Irony And Satire In Slaughterhouse-Five
In “Slaughterhouse-Five”, Vonnegut uses ironic characterization through Billy Pilgrim’s character by comparing soldiers to children to neglect the stereotype of military veterans being courageous and hopeful. This is important because war itself is seen as serious with the outcome of achieving peace, however, Billy has a contrasting ideology of war being childish, in hopes of readers realizing the horrors of it.
Billy is described as “weak”, he is not a strong person mentally nor physically. In many ways, Billy is referred to as the opposite of being a hero, an anti-hero. In the novel he is described as “a funny-looking child who became a funny-looking youth – tall and weak” (30), this inferring that he does not carry any heroic values such as bravery and strength, juxtaposing the idea of war novels containing a hero. As mentioned prior, Billy is simplistic, funny looking, who happens to get drafted into the war when isn’t suited for it. Looking closely at his name, Billy, this name seems very childlike especially coming from such a formal name of William. The use of Billy instead of William helps further emphasise to the reader how unheroic Billy is portrayed in the novel. As Billy was drafted into the war, he continued to develop this sense of inner childhood in himself, he constantly annoys his fellow soldiers causing much stress. Instead of being brave and responsible, Billy is persistently in need of saving, “…Billy wouldn’t do anything to save himself” (43). However, it seems that Billy is aware of his childish manners as he constantly requests his fellow soldiers to go on with the war, “go on without me” (43). Every description of Billy so far has neglected the stereotype of war veterans, Billy has no motivation to even get out of the war alive or even fight. Nevertheless, this does not mean that he is in hopes of dying, it simply shows to the reader that he did not have the mental capabilities of pulling through the war.
“Slaughterhouse-Five” could be inferred as a satire, Vonnegut comments on the effects of war by using dark humour in the hopes of drawing attention. This satirical is further seen in the first subtitle, “The Children’s Crusade”, the ‘children are the men who are behaving as such. This is seen not only through exposing Billy’s childlike actions, but also by classifying the other soldiers in the same category. Soldiers, in the American culture, are known to fight for justice, being courageous and strong, however in the novel, through Billy’s character, readers are drawn into the idea of soldiers being compared to as children. Billy describes the German soldiers as “boys in their early teens” (67), showing that during that time it was not only the American soldiers acting “foolish” but soldiers as a whole. This dismisses the ideology of soldiers which one’s most familiar. This continues through the imagery of soldiers singing during the war, “…they had been singing together every night for years” (119), unless an artist, singing is known to be a childlike behaviour, all children adore singing, especially with other children. This horrifies war since a child fools around when they don’t know what to do, this relates to the quote as soldiers are in shock and do not know how to cope in these situations.

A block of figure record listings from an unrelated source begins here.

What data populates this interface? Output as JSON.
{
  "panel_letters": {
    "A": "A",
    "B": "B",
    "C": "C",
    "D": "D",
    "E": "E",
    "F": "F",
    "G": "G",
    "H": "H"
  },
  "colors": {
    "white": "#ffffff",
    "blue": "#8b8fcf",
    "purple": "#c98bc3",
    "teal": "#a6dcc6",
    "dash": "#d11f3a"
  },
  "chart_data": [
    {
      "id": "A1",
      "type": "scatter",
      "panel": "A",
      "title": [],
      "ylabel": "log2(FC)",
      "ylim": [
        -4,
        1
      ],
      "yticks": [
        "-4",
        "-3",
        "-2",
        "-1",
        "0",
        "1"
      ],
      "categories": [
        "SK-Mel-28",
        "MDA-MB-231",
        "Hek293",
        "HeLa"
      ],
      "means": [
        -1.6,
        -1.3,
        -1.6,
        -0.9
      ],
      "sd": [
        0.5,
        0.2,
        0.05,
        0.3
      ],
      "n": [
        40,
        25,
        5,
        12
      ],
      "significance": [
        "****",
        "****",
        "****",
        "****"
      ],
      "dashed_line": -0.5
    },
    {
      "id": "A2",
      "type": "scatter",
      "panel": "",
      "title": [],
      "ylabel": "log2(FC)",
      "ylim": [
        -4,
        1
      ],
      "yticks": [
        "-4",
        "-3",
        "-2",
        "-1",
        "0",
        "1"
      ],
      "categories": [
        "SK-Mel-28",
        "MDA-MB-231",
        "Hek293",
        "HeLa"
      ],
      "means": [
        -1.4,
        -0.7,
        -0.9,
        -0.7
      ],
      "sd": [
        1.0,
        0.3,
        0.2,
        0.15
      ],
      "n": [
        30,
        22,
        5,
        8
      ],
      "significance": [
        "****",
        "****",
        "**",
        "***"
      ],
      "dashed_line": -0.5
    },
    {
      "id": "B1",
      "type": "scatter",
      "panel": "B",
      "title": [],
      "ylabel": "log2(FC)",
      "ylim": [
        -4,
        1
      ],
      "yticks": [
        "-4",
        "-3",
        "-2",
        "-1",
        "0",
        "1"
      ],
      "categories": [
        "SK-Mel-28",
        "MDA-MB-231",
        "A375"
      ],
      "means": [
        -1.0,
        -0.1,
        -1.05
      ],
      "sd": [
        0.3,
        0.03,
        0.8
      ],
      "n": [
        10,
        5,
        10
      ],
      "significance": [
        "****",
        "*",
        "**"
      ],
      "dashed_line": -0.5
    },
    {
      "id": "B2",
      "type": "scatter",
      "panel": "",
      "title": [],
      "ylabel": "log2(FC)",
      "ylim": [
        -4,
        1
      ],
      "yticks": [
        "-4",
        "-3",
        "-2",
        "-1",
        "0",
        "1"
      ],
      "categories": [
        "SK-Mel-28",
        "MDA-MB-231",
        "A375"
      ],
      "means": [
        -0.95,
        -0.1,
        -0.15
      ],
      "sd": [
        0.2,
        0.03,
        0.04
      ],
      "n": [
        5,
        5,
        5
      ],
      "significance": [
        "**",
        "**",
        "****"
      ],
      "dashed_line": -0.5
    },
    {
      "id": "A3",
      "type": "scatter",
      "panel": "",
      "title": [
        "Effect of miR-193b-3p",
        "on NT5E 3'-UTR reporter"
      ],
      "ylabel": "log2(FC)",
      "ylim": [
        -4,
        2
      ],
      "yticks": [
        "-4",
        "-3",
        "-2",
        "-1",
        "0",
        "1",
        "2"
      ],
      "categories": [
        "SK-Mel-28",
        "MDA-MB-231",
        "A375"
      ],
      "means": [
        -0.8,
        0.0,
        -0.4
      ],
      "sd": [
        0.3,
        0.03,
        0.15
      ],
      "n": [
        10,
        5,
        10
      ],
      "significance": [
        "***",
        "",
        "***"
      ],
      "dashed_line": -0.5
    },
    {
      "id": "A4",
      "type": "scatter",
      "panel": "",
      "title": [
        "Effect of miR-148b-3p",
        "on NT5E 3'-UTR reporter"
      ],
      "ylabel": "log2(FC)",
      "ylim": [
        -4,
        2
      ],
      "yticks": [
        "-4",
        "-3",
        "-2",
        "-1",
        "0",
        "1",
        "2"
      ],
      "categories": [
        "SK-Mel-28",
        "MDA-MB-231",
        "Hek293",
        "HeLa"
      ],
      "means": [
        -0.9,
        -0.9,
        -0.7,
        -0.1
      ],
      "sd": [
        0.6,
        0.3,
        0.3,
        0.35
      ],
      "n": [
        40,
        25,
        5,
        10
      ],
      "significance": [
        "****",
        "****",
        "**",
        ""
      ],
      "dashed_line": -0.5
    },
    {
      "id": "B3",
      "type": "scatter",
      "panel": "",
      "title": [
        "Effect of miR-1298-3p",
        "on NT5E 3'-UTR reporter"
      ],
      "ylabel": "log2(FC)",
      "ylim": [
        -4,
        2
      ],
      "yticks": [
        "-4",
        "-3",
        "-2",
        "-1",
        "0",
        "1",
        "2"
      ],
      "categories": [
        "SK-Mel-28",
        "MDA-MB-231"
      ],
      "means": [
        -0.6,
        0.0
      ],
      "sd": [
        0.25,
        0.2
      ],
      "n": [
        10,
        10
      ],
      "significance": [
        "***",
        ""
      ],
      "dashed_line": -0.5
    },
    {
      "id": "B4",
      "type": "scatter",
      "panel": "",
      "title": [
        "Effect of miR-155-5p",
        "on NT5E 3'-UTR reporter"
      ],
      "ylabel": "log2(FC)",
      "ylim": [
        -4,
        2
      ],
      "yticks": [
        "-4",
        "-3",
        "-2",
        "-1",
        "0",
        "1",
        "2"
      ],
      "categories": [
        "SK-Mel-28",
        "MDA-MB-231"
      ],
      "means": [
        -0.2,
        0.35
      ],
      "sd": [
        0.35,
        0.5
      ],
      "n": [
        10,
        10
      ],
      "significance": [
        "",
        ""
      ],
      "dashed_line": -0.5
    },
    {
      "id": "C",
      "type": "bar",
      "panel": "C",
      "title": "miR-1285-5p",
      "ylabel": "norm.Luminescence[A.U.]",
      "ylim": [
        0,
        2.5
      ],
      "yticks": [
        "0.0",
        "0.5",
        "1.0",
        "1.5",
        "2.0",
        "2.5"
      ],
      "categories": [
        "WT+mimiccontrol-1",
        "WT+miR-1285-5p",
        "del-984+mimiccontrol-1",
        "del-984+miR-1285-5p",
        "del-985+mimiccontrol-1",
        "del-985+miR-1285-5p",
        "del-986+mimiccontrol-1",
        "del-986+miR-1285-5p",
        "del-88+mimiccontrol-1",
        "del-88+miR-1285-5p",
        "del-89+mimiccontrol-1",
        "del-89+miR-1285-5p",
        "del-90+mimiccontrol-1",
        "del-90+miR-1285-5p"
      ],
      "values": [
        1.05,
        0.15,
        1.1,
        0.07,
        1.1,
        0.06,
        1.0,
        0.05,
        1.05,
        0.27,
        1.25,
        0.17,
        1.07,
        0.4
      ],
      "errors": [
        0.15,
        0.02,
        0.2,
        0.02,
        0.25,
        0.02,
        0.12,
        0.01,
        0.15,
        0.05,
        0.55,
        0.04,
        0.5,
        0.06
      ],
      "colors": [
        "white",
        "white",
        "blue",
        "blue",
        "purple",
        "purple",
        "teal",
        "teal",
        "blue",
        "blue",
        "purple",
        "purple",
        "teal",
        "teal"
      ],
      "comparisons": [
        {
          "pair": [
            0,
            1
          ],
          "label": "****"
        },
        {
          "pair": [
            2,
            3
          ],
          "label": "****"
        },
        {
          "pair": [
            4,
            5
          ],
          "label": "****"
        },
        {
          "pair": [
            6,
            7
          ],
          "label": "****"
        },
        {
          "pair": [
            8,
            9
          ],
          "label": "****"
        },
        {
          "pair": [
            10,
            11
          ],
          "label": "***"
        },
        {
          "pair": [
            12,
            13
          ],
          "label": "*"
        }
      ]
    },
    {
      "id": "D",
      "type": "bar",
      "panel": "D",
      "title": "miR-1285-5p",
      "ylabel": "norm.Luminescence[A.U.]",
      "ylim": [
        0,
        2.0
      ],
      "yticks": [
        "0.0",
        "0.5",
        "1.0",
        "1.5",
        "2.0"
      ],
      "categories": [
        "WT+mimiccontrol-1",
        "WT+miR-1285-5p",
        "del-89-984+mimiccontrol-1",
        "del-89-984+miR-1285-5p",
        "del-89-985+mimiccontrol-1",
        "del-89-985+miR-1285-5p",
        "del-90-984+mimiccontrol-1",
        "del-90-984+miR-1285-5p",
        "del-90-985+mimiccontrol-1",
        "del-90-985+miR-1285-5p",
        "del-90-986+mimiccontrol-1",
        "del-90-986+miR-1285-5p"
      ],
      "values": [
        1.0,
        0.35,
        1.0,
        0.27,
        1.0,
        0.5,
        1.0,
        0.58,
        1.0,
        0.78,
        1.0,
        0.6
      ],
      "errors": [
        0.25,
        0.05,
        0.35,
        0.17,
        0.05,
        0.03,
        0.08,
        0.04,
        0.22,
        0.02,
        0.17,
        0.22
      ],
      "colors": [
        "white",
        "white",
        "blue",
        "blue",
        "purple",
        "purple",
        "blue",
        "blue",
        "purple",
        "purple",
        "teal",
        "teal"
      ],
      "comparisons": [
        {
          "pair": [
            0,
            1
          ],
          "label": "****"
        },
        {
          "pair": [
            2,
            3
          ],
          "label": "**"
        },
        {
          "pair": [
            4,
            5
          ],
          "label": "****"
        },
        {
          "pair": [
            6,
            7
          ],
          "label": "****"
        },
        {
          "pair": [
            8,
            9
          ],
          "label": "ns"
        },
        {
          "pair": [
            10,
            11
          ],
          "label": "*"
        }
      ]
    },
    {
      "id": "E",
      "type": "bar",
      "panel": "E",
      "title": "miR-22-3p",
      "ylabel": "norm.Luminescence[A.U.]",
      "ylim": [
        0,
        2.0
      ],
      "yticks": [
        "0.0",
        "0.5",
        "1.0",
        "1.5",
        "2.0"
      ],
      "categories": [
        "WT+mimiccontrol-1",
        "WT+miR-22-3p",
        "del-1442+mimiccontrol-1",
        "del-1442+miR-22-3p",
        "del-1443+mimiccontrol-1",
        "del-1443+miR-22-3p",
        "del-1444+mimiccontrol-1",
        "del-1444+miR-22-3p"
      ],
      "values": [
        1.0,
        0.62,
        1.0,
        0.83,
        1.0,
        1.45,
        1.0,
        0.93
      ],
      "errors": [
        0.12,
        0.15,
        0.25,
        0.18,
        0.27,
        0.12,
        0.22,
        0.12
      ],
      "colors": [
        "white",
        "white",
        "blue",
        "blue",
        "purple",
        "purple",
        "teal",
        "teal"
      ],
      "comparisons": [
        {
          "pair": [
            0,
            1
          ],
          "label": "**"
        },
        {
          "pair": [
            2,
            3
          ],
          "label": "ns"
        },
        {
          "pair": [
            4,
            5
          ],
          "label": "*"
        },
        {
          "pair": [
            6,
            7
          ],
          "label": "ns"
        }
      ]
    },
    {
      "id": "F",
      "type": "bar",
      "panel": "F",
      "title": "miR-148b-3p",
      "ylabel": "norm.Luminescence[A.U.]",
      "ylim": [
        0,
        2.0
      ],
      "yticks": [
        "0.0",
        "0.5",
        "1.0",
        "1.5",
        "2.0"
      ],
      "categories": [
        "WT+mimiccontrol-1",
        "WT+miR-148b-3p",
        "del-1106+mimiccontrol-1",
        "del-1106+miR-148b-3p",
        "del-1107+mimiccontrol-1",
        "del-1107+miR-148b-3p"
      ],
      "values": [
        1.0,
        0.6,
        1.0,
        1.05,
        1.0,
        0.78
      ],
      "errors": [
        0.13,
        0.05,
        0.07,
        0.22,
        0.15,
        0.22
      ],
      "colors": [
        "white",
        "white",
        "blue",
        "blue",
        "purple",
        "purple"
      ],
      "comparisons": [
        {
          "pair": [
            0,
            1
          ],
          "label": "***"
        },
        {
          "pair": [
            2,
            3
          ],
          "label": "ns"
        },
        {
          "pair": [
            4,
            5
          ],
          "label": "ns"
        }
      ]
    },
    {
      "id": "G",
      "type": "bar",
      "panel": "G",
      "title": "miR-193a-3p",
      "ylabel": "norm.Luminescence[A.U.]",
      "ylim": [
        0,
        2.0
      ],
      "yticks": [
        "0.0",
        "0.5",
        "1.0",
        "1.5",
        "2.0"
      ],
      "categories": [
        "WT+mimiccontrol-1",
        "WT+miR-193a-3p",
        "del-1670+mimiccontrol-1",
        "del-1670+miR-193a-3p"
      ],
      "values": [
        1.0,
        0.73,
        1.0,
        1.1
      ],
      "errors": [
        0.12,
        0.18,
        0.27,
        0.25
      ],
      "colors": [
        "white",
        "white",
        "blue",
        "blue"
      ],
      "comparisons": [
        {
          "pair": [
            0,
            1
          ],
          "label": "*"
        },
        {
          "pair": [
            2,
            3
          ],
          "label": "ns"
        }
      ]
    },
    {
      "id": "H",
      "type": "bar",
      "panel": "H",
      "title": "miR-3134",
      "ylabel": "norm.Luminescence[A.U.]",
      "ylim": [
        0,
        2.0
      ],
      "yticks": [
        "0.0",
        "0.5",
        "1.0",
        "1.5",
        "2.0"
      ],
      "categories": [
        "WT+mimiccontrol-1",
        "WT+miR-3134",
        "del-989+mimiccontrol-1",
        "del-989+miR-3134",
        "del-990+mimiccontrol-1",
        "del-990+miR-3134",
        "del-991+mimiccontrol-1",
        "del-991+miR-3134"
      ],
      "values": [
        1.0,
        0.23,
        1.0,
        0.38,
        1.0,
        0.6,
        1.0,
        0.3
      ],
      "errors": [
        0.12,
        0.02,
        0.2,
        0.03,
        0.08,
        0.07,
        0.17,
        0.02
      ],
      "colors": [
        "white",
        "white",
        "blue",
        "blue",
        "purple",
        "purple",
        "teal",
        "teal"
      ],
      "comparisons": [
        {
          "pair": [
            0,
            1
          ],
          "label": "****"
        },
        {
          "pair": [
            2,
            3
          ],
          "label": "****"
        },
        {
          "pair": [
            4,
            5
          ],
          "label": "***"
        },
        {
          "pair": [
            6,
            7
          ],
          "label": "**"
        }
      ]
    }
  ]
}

The conveys in which the novel is written, does appeal to childlike behaviour as well as helps readers acknowledge the dreadfulness of war. Vonnegut’s structure does not contain autobiographical elements found in other novels, he simply expresses his experience through a frame story, through Billy Pilgrim’s narration. The purpose is of this structure is to be imperfect, to cope with the overwhelming events of the war. War seems to be all about seeking glory and heroism to gain superiority, however, Billy makes it clear that there is nothing to say about such a massacre. The diction Billy uses to express the horrible and inexplicable events is through using simplistic and straightforward language, also relating to childish behaviour, as one may describe complex events in the language which may be used when explaining it to a child. The way Billy’s childish character is shown to be, shows war to be childish, not in the sense that it is not serious, but how people do not take it seriously for what it really is, just like people tend to not take children seriously. This forcing readers to understand the awful events of the war as if they were experiencing it themselves as reading the novel.